SREcon by Vijay Samuel

1.25M endpoints scaped 41M ingest / second 2B active time series 8k QPS 1y of raw metric retention

Legacy:

  • modified version of OpenTSDB
  • HBase scaling/availability issues
  • Custom protocols / DR inefficiences / data inconsistency
  • excess tribal knowledge

Goals:

  • better scaling profile
  • community focused ingest (standard protocols)
  • richer ad-hoc query support (promql)
  • support cloud native monitoring

Prom issues:

  • no HTTP Push support (at the time)
  • Federation of 100s of prom instances is tedius
  • scaling is hard (vertical or manual sharding)

Initial goals:

  • keep it simple.
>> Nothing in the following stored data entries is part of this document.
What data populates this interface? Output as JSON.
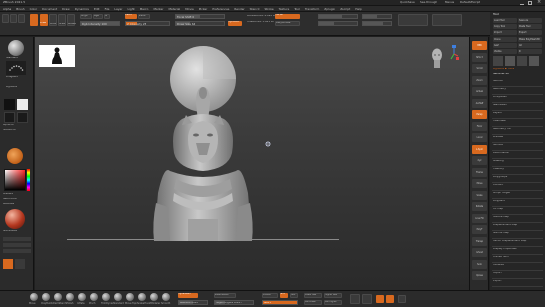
{
  "window": {
    "title": "ZBrush 2021.5",
    "right_buttons": [
      "QuickSave",
      "See-through",
      "Menus",
      "DefaultZScript"
    ]
  },
  "menu": {
    "items": [
      "Alpha",
      "Brush",
      "Color",
      "Document",
      "Draw",
      "Dynamics",
      "Edit",
      "File",
      "Layer",
      "Light",
      "Macro",
      "Marker",
      "Material",
      "Movie",
      "Picker",
      "Preferences",
      "Render",
      "Stencil",
      "Stroke",
      "Texture",
      "Tool",
      "Transform",
      "Zplugin",
      "Zscript",
      "Help"
    ]
  },
  "topshelf": {
    "draw_btn": "Draw",
    "move_btn": "Move",
    "scale_btn": "Scale",
    "rotate_btn": "Rotate",
    "mrgb": "Mrgb",
    "rgb": "Rgb",
    "m_btn": "M",
    "zadd": "Zadd",
    "zsub": "Zsub",
    "focal_shift": "Focal Shift 0",
    "draw_size": "Draw Size 64",
    "dynamic": "Dynamic",
    "active_points": "ActivePoints: 4.094 Mil",
    "total_points": "TotalPoints: 5.821 Mil",
    "z_intensity": "Z Intensity 25",
    "rgb_intensity": "Rgb Intensity 100",
    "curve_btn": "Curve",
    "lazy": "LazyMouse"
  },
  "lefttray": {
    "brush_label": "Standard",
    "lightbox": "LightBox",
    "stroke_label": "DragRect",
    "alpha_label": "Alpha Off",
    "texture_label": "Texture Off",
    "material_label": "SkinShade4",
    "gradient_label": "Gradient",
    "switch_color": "SwitchColor",
    "alternate": "Alternate"
  },
  "rightshelf": {
    "items": [
      "BPR",
      "SPix 3",
      "Scroll",
      "Zoom",
      "Actual",
      "AAHalf",
      "Persp",
      "Floor",
      "Local",
      "L.Sym",
      "Xyz",
      "Frame",
      "Move",
      "Scale",
      "Rotate",
      "Line Fill",
      "PolyF",
      "Transp",
      "Ghost",
      "Solo",
      "Xpose"
    ]
  },
  "righttray": {
    "header": "Tool",
    "buttons": [
      "Load Tool",
      "Save As",
      "Copy Tool",
      "Paste Tool",
      "Import",
      "Export",
      "Clone",
      "Make PolyMesh3D",
      "GoZ",
      "All",
      "Visible",
      "R"
    ],
    "lightbox_tools": "Lightbox ► Tools",
    "current_tool": "Sekhmet 48",
    "sections": [
      "SubTool",
      "Geometry",
      "ArrayMesh",
      "NanoMesh",
      "Layers",
      "FiberMesh",
      "Geometry HD",
      "Preview",
      "Surface",
      "Deformation",
      "Masking",
      "Visibility",
      "Polygroups",
      "Contact",
      "Morph Target",
      "Polypaint",
      "UV Map",
      "Texture Map",
      "Displacement Map",
      "Normal Map",
      "Vector Displacement Map",
      "Display Properties",
      "Unified Skin",
      "Initialize",
      "Import",
      "Export"
    ]
  },
  "bottomshelf": {
    "brushes": [
      "Move",
      "ClayBuildup",
      "DamStandard",
      "hPolish",
      "Inflate",
      "Pinch",
      "TrimDynamic",
      "Standard",
      "Move Topological",
      "SnakeHook",
      "ZModeler",
      "Smooth"
    ],
    "dynamesh": "DynaMesh",
    "resolution": "Resolution 1024",
    "zremesher": "ZRemesher",
    "target": "Target Polygons Count 5",
    "divide": "Divide",
    "smt": "Smt",
    "suv": "Suv",
    "sdiv": "SDiv 5",
    "lower": "Lower Res",
    "higher": "Higher Res",
    "del_lower": "Del Lower",
    "del_higher": "Del Higher"
  },
  "colors": {
    "accent": "#d8691f",
    "canvas_top": "#4a4a4a",
    "canvas_bottom": "#2a2a2a",
    "panel": "#2b2b2b",
    "material": "#b5371f"
  }
}
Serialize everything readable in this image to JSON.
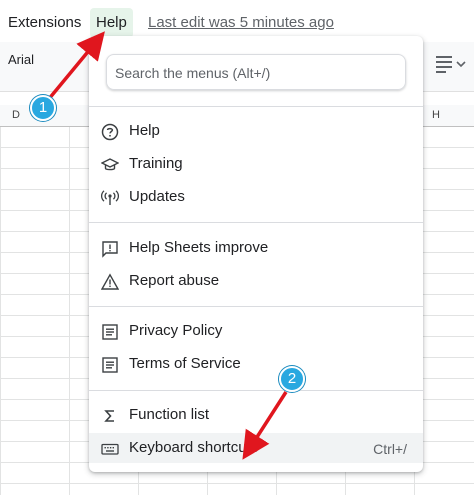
{
  "menubar": {
    "extensions_label": "Extensions",
    "help_label": "Help",
    "last_edit": "Last edit was 5 minutes ago"
  },
  "toolbar": {
    "font": "Arial",
    "align_icon": "align-left-icon"
  },
  "columns": {
    "d": "D",
    "h": "H"
  },
  "help_menu": {
    "search_placeholder": "Search the menus (Alt+/)",
    "groups": [
      [
        {
          "label": "Help",
          "icon": "question-circle-icon"
        },
        {
          "label": "Training",
          "icon": "graduation-cap-icon"
        },
        {
          "label": "Updates",
          "icon": "broadcast-icon"
        }
      ],
      [
        {
          "label": "Help Sheets improve",
          "icon": "feedback-icon"
        },
        {
          "label": "Report abuse",
          "icon": "warning-triangle-icon"
        }
      ],
      [
        {
          "label": "Privacy Policy",
          "icon": "document-icon"
        },
        {
          "label": "Terms of Service",
          "icon": "document-icon"
        }
      ],
      [
        {
          "label": "Function list",
          "icon": "sigma-icon"
        },
        {
          "label": "Keyboard shortcuts",
          "icon": "keyboard-icon",
          "shortcut": "Ctrl+/",
          "highlighted": true
        }
      ]
    ]
  },
  "annotations": {
    "badge_1": "1",
    "badge_2": "2",
    "color": "#29a8e0",
    "arrow_color": "#e0161e"
  }
}
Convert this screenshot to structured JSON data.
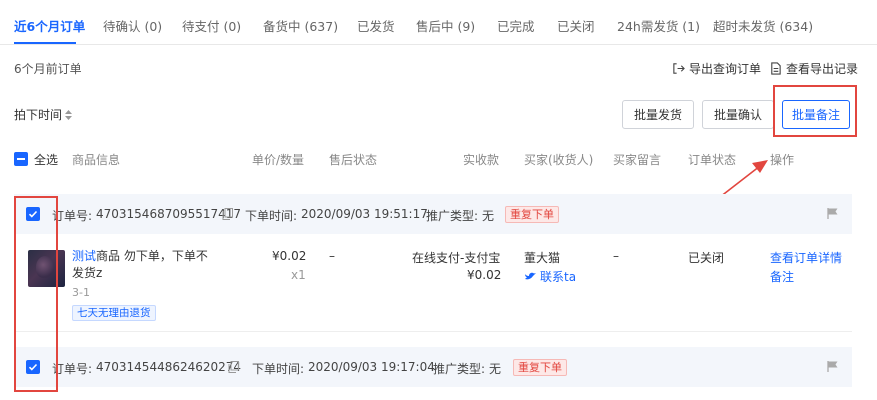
{
  "tabs": [
    {
      "label": "近6个月订单"
    },
    {
      "label": "待确认 (0)"
    },
    {
      "label": "待支付 (0)"
    },
    {
      "label": "备货中 (637)"
    },
    {
      "label": "已发货"
    },
    {
      "label": "售后中 (9)"
    },
    {
      "label": "已完成"
    },
    {
      "label": "已关闭"
    },
    {
      "label": "24h需发货 (1)"
    },
    {
      "label": "超时未发货 (634)"
    }
  ],
  "section": {
    "label": "6个月前订单"
  },
  "toolbar": {
    "export_query": "导出查询订单",
    "view_export": "查看导出记录",
    "sort_label": "拍下时间",
    "batch_ship": "批量发货",
    "batch_confirm": "批量确认",
    "batch_note": "批量备注"
  },
  "columns": {
    "select_all": "全选",
    "product": "商品信息",
    "price_qty": "单价/数量",
    "after_sale": "售后状态",
    "paid": "实收款",
    "buyer": "买家(收货人)",
    "buyer_note": "买家留言",
    "status": "订单状态",
    "actions": "操作"
  },
  "orders": [
    {
      "order_no_label": "订单号:",
      "order_no": "4703154687095517417",
      "time_label": "下单时间:",
      "time": "2020/09/03 19:51:17",
      "promo_label": "推广类型:",
      "promo": "无",
      "tag": "重复下单",
      "product_prefix": "测试",
      "product_rest": "商品 勿下单，下单不发货z",
      "sku": "3-1",
      "service_tag": "七天无理由退货",
      "unit_price": "¥0.02",
      "qty": "x1",
      "after_sale": "–",
      "pay_method": "在线支付-支付宝",
      "paid": "¥0.02",
      "buyer_name": "董大猫",
      "contact": "联系ta",
      "buyer_note": "–",
      "status": "已关闭",
      "action_detail": "查看订单详情",
      "action_note": "备注"
    },
    {
      "order_no_label": "订单号:",
      "order_no": "4703145448624620274",
      "time_label": "下单时间:",
      "time": "2020/09/03 19:17:04",
      "promo_label": "推广类型:",
      "promo": "无",
      "tag": "重复下单"
    }
  ],
  "colors": {
    "accent": "#1966ff",
    "danger": "#e2463f",
    "row_bg": "#f3f6fb"
  },
  "icons": [
    "export-icon",
    "document-icon",
    "sort-icon",
    "checkbox-check-icon",
    "copy-icon",
    "flag-icon",
    "contact-bird-icon"
  ]
}
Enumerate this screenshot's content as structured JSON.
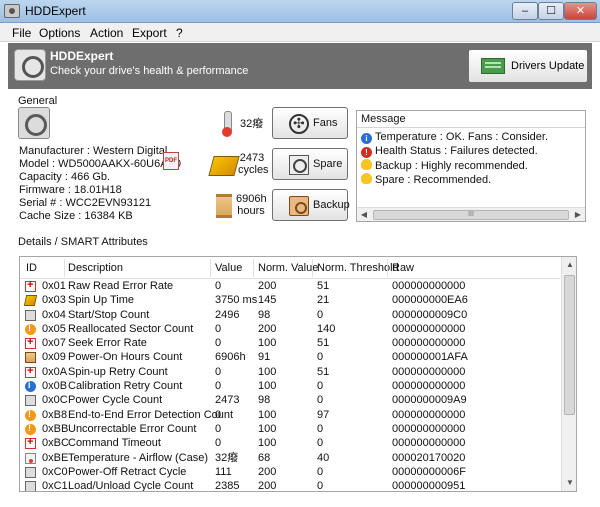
{
  "window": {
    "title": "HDDExpert",
    "min_glyph": "–",
    "max_glyph": "☐",
    "close_glyph": "✕"
  },
  "menu": [
    "File",
    "Options",
    "Action",
    "Export",
    "?"
  ],
  "header": {
    "title": "HDDExpert",
    "subtitle": "Check your drive's health & performance",
    "drivers_button": "Drivers Update"
  },
  "general": {
    "section_label": "General",
    "manufacturer": "Manufacturer : Western Digital",
    "model": "Model : WD5000AAKX-60U6AA0",
    "capacity": "Capacity : 466 Gb.",
    "firmware": "Firmware : 18.01H18",
    "serial": "Serial # : WCC2EVN93121",
    "cache": "Cache Size : 16384 KB"
  },
  "stats": {
    "temperature": "32癈",
    "cycles_value": "2473",
    "cycles_unit": "cycles",
    "hours_value": "6906h",
    "hours_unit": "hours"
  },
  "buttons": {
    "fans": "Fans",
    "spare": "Spare",
    "backup": "Backup"
  },
  "messages": {
    "header": "Message",
    "items": [
      {
        "type": "info",
        "text": "Temperature : OK. Fans : Consider."
      },
      {
        "type": "error",
        "text": "Health Status : Failures detected."
      },
      {
        "type": "bulb",
        "text": "Backup : Highly recommended."
      },
      {
        "type": "bulb",
        "text": "Spare : Recommended."
      }
    ]
  },
  "details": {
    "section_label": "Details / SMART Attributes",
    "columns": [
      "ID",
      "Description",
      "Value",
      "Norm. Value",
      "Norm. Threshold",
      "Raw"
    ],
    "rows": [
      {
        "icon": "plus",
        "id": "0x01",
        "desc": "Raw Read Error Rate",
        "value": "0",
        "norm": "200",
        "thr": "51",
        "raw": "000000000000"
      },
      {
        "icon": "spin",
        "id": "0x03",
        "desc": "Spin Up Time",
        "value": "3750 ms",
        "norm": "145",
        "thr": "21",
        "raw": "000000000EA6"
      },
      {
        "icon": "box",
        "id": "0x04",
        "desc": "Start/Stop Count",
        "value": "2496",
        "norm": "98",
        "thr": "0",
        "raw": "0000000009C0"
      },
      {
        "icon": "warn",
        "id": "0x05",
        "desc": "Reallocated Sector Count",
        "value": "0",
        "norm": "200",
        "thr": "140",
        "raw": "000000000000"
      },
      {
        "icon": "plus",
        "id": "0x07",
        "desc": "Seek Error Rate",
        "value": "0",
        "norm": "100",
        "thr": "51",
        "raw": "000000000000"
      },
      {
        "icon": "hour",
        "id": "0x09",
        "desc": "Power-On Hours Count",
        "value": "6906h",
        "norm": "91",
        "thr": "0",
        "raw": "000000001AFA"
      },
      {
        "icon": "plus",
        "id": "0x0A",
        "desc": "Spin-up Retry Count",
        "value": "0",
        "norm": "100",
        "thr": "51",
        "raw": "000000000000"
      },
      {
        "icon": "info",
        "id": "0x0B",
        "desc": "Calibration Retry Count",
        "value": "0",
        "norm": "100",
        "thr": "0",
        "raw": "000000000000"
      },
      {
        "icon": "box",
        "id": "0x0C",
        "desc": "Power Cycle Count",
        "value": "2473",
        "norm": "98",
        "thr": "0",
        "raw": "0000000009A9"
      },
      {
        "icon": "warn",
        "id": "0xB8",
        "desc": "End-to-End Error Detection Count",
        "value": "0",
        "norm": "100",
        "thr": "97",
        "raw": "000000000000"
      },
      {
        "icon": "warn",
        "id": "0xBB",
        "desc": "Uncorrectable Error Count",
        "value": "0",
        "norm": "100",
        "thr": "0",
        "raw": "000000000000"
      },
      {
        "icon": "plus",
        "id": "0xBC",
        "desc": "Command Timeout",
        "value": "0",
        "norm": "100",
        "thr": "0",
        "raw": "000000000000"
      },
      {
        "icon": "temp",
        "id": "0xBE",
        "desc": "Temperature - Airflow (Case)",
        "value": "32癈",
        "norm": "68",
        "thr": "40",
        "raw": "000020170020"
      },
      {
        "icon": "box",
        "id": "0xC0",
        "desc": "Power-Off Retract Cycle",
        "value": "111",
        "norm": "200",
        "thr": "0",
        "raw": "00000000006F"
      },
      {
        "icon": "box",
        "id": "0xC1",
        "desc": "Load/Unload Cycle Count",
        "value": "2385",
        "norm": "200",
        "thr": "0",
        "raw": "000000000951"
      }
    ]
  },
  "scroll": {
    "left": "◀",
    "right": "▶",
    "up": "▲",
    "down": "▼",
    "grip": "III"
  }
}
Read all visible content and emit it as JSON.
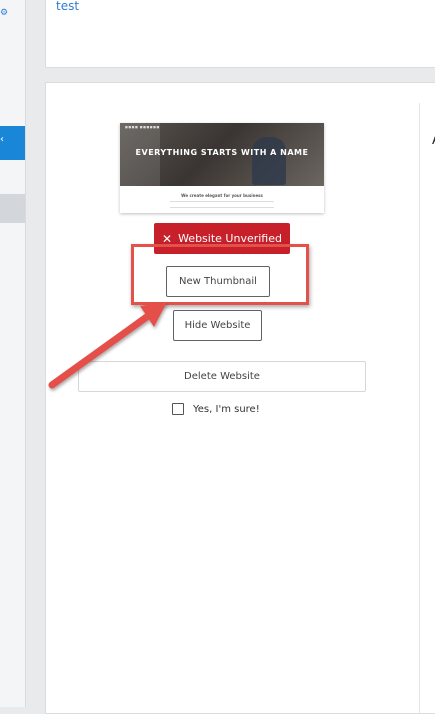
{
  "sidebar": {
    "top_icon": "settings-icon",
    "active_item_icon": "chevron-icon"
  },
  "top_panel": {
    "link_text": "test"
  },
  "right_column": {
    "letter": "A"
  },
  "thumbnail": {
    "headline": "EVERYTHING STARTS WITH A NAME",
    "subheadline": "We create elegant for your business"
  },
  "actions": {
    "unverified_label": "Website Unverified",
    "new_thumbnail_label": "New Thumbnail",
    "hide_website_label": "Hide Website",
    "delete_website_label": "Delete Website",
    "confirm_label": "Yes, I'm sure!"
  },
  "colors": {
    "accent_blue": "#1a86d8",
    "danger_red": "#c8202b",
    "annotation_red": "#e4504a"
  }
}
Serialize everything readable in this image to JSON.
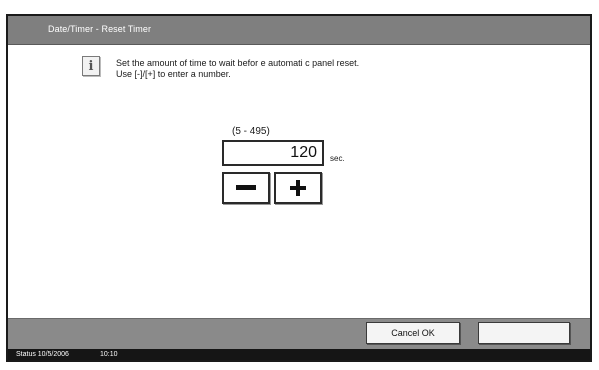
{
  "window": {
    "title": "Date/Timer - Reset Timer"
  },
  "message": {
    "line1": "Set the amount of time to wait befor e automati c panel reset.",
    "line2": "Use [-]/[+] to enter a number."
  },
  "input": {
    "range": "(5 - 495)",
    "value": "120",
    "unit": "sec."
  },
  "buttons": {
    "cancel_ok": "Cancel OK",
    "blank": ""
  },
  "status": {
    "status_date": "Status 10/5/2006",
    "time": "10:10"
  },
  "icons": {
    "info": "info-icon",
    "minus": "minus-icon",
    "plus": "plus-icon"
  },
  "colors": {
    "titlebar": "#7f7f7f",
    "footer": "#8a8a8a",
    "statusbar": "#151515"
  }
}
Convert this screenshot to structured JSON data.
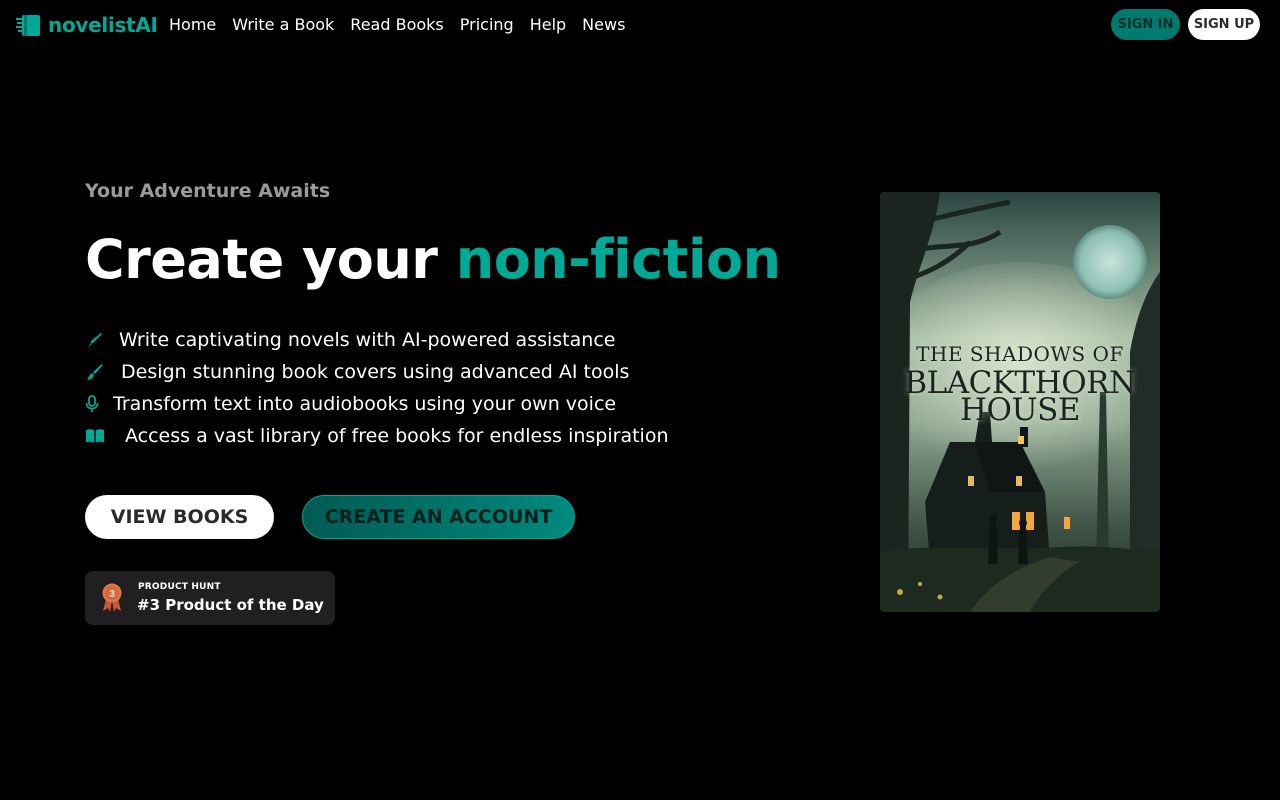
{
  "brand": {
    "name": "novelistAI",
    "accent": "#00a896"
  },
  "nav": {
    "links": [
      "Home",
      "Write a Book",
      "Read Books",
      "Pricing",
      "Help",
      "News"
    ],
    "sign_in": "SIGN IN",
    "sign_up": "SIGN UP"
  },
  "hero": {
    "eyebrow": "Your Adventure Awaits",
    "headline_prefix": "Create your",
    "headline_accent": "non-fiction",
    "features": [
      {
        "icon": "pen-icon",
        "text": "Write captivating novels with AI-powered assistance"
      },
      {
        "icon": "brush-icon",
        "text": "Design stunning book covers using advanced AI tools"
      },
      {
        "icon": "microphone-icon",
        "text": "Transform text into audiobooks using your own voice"
      },
      {
        "icon": "open-book-icon",
        "text": "Access a vast library of free books for endless inspiration"
      }
    ],
    "primary_button": "VIEW BOOKS",
    "secondary_button": "CREATE AN ACCOUNT"
  },
  "product_hunt": {
    "label": "PRODUCT HUNT",
    "rank": "3",
    "title": "#3 Product of the Day"
  },
  "book_cover": {
    "title_line1": "THE SHADOWS OF",
    "title_line2": "BLACKTHORN",
    "title_line3": "HOUSE"
  }
}
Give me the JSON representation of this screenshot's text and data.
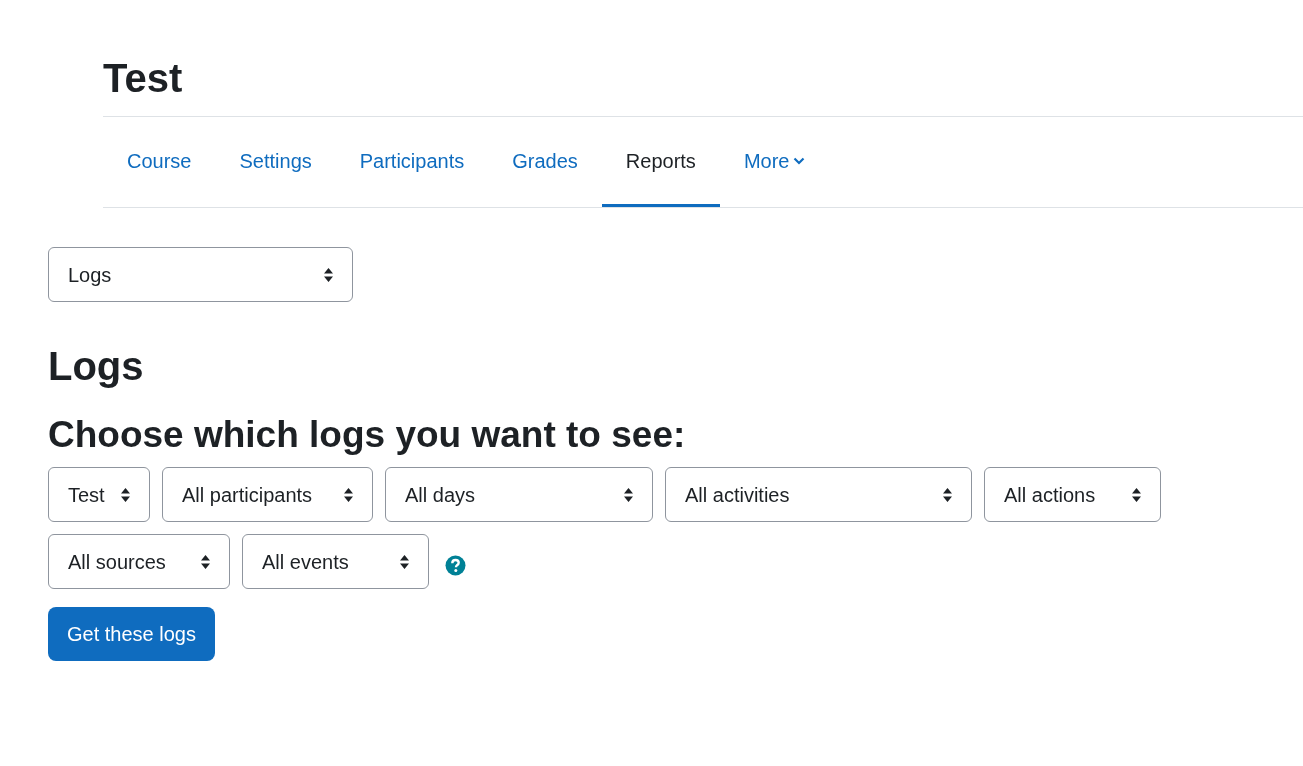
{
  "course_title": "Test",
  "tabs": [
    {
      "label": "Course",
      "selected": false,
      "dropdown": false
    },
    {
      "label": "Settings",
      "selected": false,
      "dropdown": false
    },
    {
      "label": "Participants",
      "selected": false,
      "dropdown": false
    },
    {
      "label": "Grades",
      "selected": false,
      "dropdown": false
    },
    {
      "label": "Reports",
      "selected": true,
      "dropdown": false
    },
    {
      "label": "More",
      "selected": false,
      "dropdown": true
    }
  ],
  "report_select": {
    "value": "Logs"
  },
  "page_heading": "Logs",
  "form_heading": "Choose which logs you want to see:",
  "filter_rows": [
    [
      {
        "value": "Test"
      },
      {
        "value": "All participants"
      },
      {
        "value": "All days"
      },
      {
        "value": "All activities"
      },
      {
        "value": "All actions"
      }
    ],
    [
      {
        "value": "All sources"
      },
      {
        "value": "All events"
      }
    ]
  ],
  "submit_button": "Get these logs"
}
Fan-out writes as necessary
  • Any duplication is dealt with at query time
  • Use prom tsdb as-is
  • simple tenanting based on namespaces
  • Integrate tightly with k8s: discover shards using the kube api & operator to manage clusters
  • Support both grafana & promql
  • support alerting & recording
  • support 2x the cardinality limits of the legacy system

Attempt 1: Centralized approach

  • Can’t keep w/ new usecases (100% yoy growth for many years)
  • tenant based query routing is hard (requires namespace keyword always)
  • hard to support high cardinality (b/c of horizontal scaling limits and promql single threaddedness)
  • Too many dependencies (load balancers, cross-region networks, etc)

Attempt 2: introduce aggregators

  • drop labels before storage (e.g. don’t pre-aggregate)
  • 60% cpu/80% memory savings

5 people wrote a multi-region version of Monarch POC in 5 days

  • don’t have the good tech google has
  • spec management is hard
  • whitepaper wasn’t fully described

Attributes of “planet scale”

  • data needs to be close to the source (deployed per region/az/k8s cluster)
  • rollups get bubbled up
    • raw on leaf,
    • zone has region data,
    • root = high-level rollups
  • queries are federated
    • field-hint index was helpful (monarch paper, “bloom filter”-esque)
  • “control loops watch over git and delivery the changes into the cluster”

Indexers push data up through levels. Queriers look downwards through levels.

Query routing is dependent upon the index data being read.